Kenyans Still Believe In The Value Of Democracy. That’s More Powerful Than Election Results.
The task as citizens in upholding democracy has just begun.
MOMBASA, Kenya ― The morning of Aug. 8 should have been an incredibly exciting day for me. I was a young Kenyan voting for the first time in the general elections. It was exhilarating, don’t get me wrong. But it was also a very trying experience. So much was at stake, and yet so many people had also already written the vote off as meaningless. Was I naïve to believe that I’d have a shot at democracy? That my vote could mean a better future? A better Kenya?
I headed to the polling station with my dad at around 10 a.m. It was late by most standards; some people had begun lining up at their respective polling stations hours before they opened at 6 a.m.

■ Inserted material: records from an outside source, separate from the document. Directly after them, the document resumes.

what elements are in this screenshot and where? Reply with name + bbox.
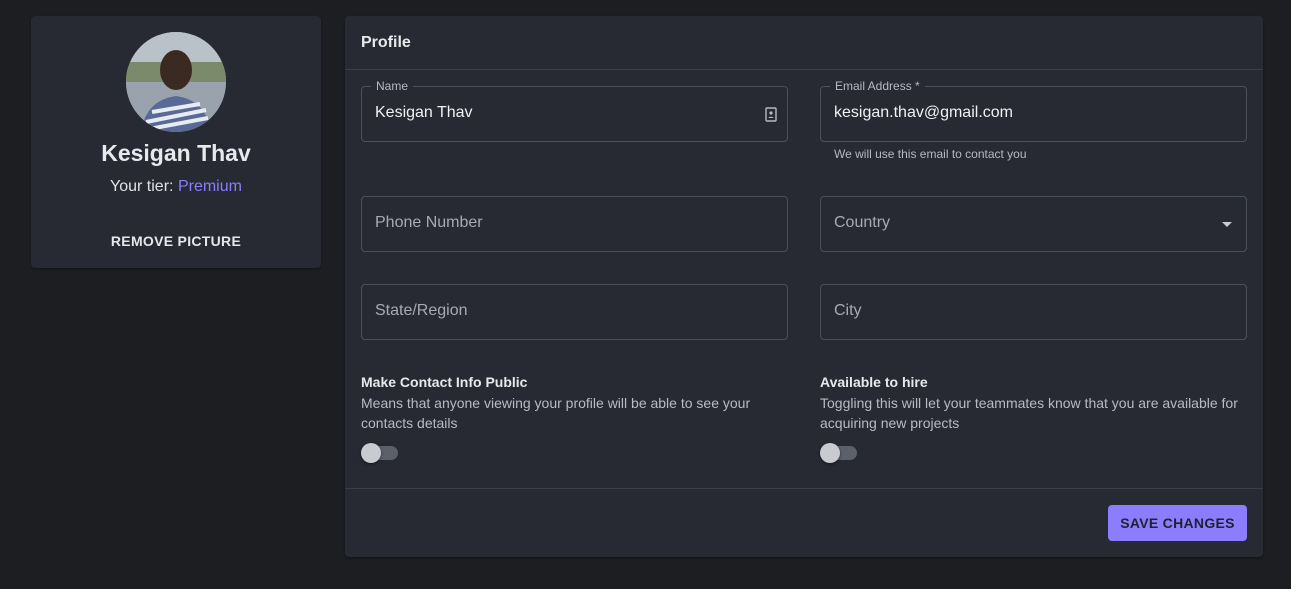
available-hire-description: Toggling this will let your teammates kn… <box>820 395 1238 431</box>
state-field-placeholder: State/Region <box>375 302 468 319</box>
contact-card-icon <box>765 107 777 122</box>
avatar-image <box>126 32 226 132</box>
available-hire-toggle[interactable] <box>820 443 860 463</box>
caret-down-icon[interactable] <box>1222 222 1232 227</box>
state-field[interactable]: State/Region <box>361 284 788 340</box>
profile-form-card: Profile Name Kesigan Thav Email Address … <box>345 16 1263 557</box>
city-field[interactable]: City <box>820 284 1247 340</box>
contact-public-toggle[interactable] <box>361 443 401 463</box>
toggle-thumb <box>361 443 381 463</box>
country-select[interactable]: Country <box>820 196 1247 252</box>
email-helper-text: We will use this email to contact you <box>834 147 1027 161</box>
phone-field[interactable]: Phone Number <box>361 196 788 252</box>
city-field-placeholder: City <box>834 302 862 319</box>
name-field[interactable]: Name Kesigan Thav <box>361 79 788 142</box>
save-changes-button[interactable]: SAVE CHANGES <box>1108 505 1247 541</box>
tier-label: Your tier: <box>110 178 174 195</box>
name-field-label: Name <box>371 79 414 93</box>
profile-card: Kesigan Thav Your tier: Premium REMOVE P… <box>31 16 321 268</box>
header-divider <box>345 69 1263 70</box>
available-hire-title: Available to hire <box>820 374 928 390</box>
user-name: Kesigan Thav <box>101 140 251 166</box>
email-field[interactable]: Email Address * kesigan.thav@gmail.com <box>820 79 1247 142</box>
remove-picture-button[interactable]: REMOVE PICTURE <box>101 228 251 254</box>
email-field-label: Email Address * <box>830 79 925 93</box>
country-select-placeholder: Country <box>834 214 891 231</box>
phone-field-placeholder: Phone Number <box>375 214 483 231</box>
name-field-value[interactable]: Kesigan Thav <box>375 104 473 122</box>
contact-public-title: Make Contact Info Public <box>361 374 528 390</box>
toggle-thumb <box>820 443 840 463</box>
tier-line: Your tier: Premium <box>31 178 321 196</box>
email-field-value[interactable]: kesigan.thav@gmail.com <box>834 104 1013 122</box>
footer-divider <box>345 488 1263 489</box>
contact-public-description: Means that anyone viewing your profile w… <box>361 395 751 431</box>
card-title: Profile <box>361 34 411 51</box>
avatar <box>126 32 226 132</box>
tier-value: Premium <box>177 178 242 195</box>
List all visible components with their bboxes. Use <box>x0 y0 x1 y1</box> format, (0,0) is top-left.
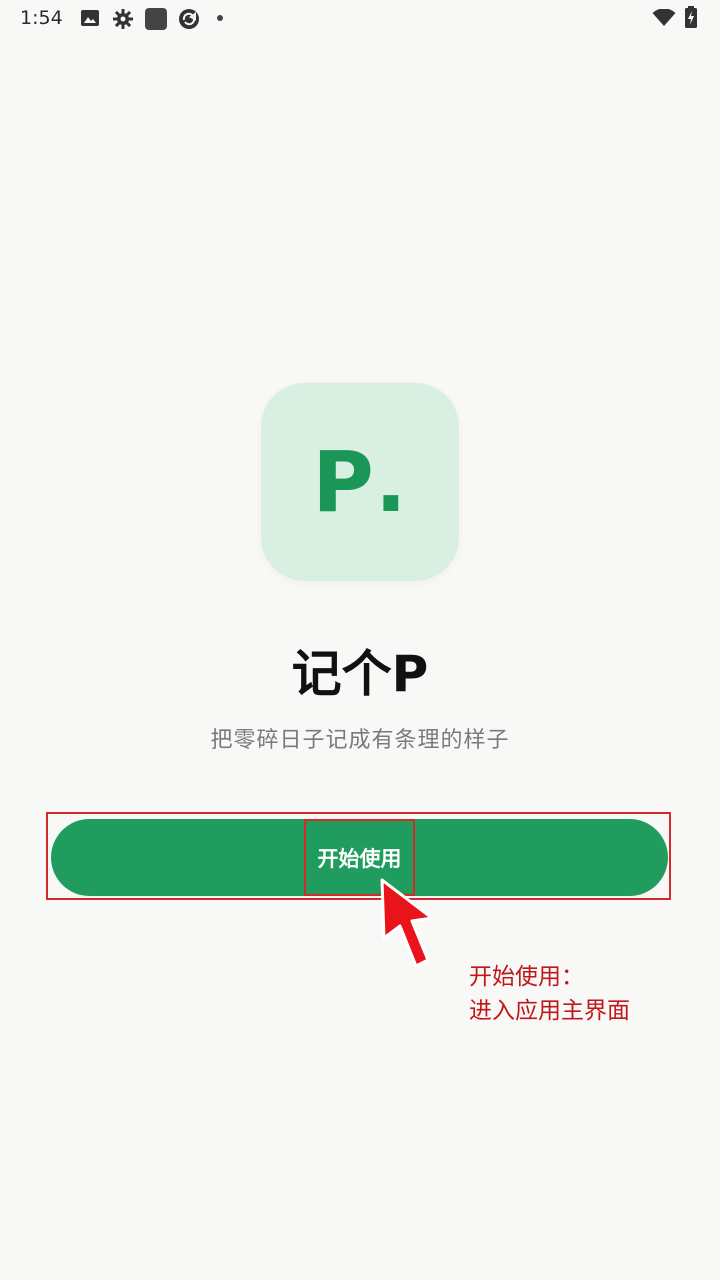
app-square-icon <box>145 8 167 30</box>
dot-icon <box>217 15 223 21</box>
status-time: 1:54 <box>20 7 63 29</box>
image-icon <box>81 10 99 26</box>
status-bar: 1:54 <box>0 0 720 40</box>
annotation-line-1: 开始使用： <box>469 964 584 990</box>
annotation-note: 开始使用： 进入应用主界面 <box>469 960 630 1028</box>
app-logo-dot: . <box>374 433 408 531</box>
app-logo-letter: P. <box>261 383 459 581</box>
gear-icon <box>113 9 133 29</box>
app-tagline: 把零碎日子记成有条理的样子 <box>210 728 510 753</box>
annotation-line-2: 进入应用主界面 <box>469 998 630 1024</box>
sync-icon <box>179 9 199 29</box>
app-logo-p: P <box>312 433 375 531</box>
battery-charging-icon <box>685 6 697 28</box>
app-logo: P. <box>261 383 459 581</box>
pointer-arrow-icon <box>380 878 434 968</box>
wifi-icon <box>652 9 676 26</box>
app-title: 记个P <box>291 645 429 703</box>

The streets were unusually empty ― everyone was either at home or queuing up. When we arrived at our station, the line was already snaking around the road and moving painstakingly slow. We waited for almost three hours.
As we waited, it began to pour. We shared two umbrellas between almost 10 people. Voters next to us edged themselves under the protective shade to escape the downpour. In our shared, frustrating experience, the people standing beside us became friends, and the conversation transitioned quickly into a scathing review of the politics of the day.
In our shared, frustrating experience, the people standing beside us became friends.
An old gentleman made a statement: “Whoever you support, in the end, all these politicians are part of the same club. Don’t be deceived.”
He was suggesting that we should not take the political divides that seriously and then fight amongst ourselves. People laughed and voiced their agreement.
For me though, the problem was precisely that. I was having a hard time separating person from politics ― the politicians simply blurred into one another.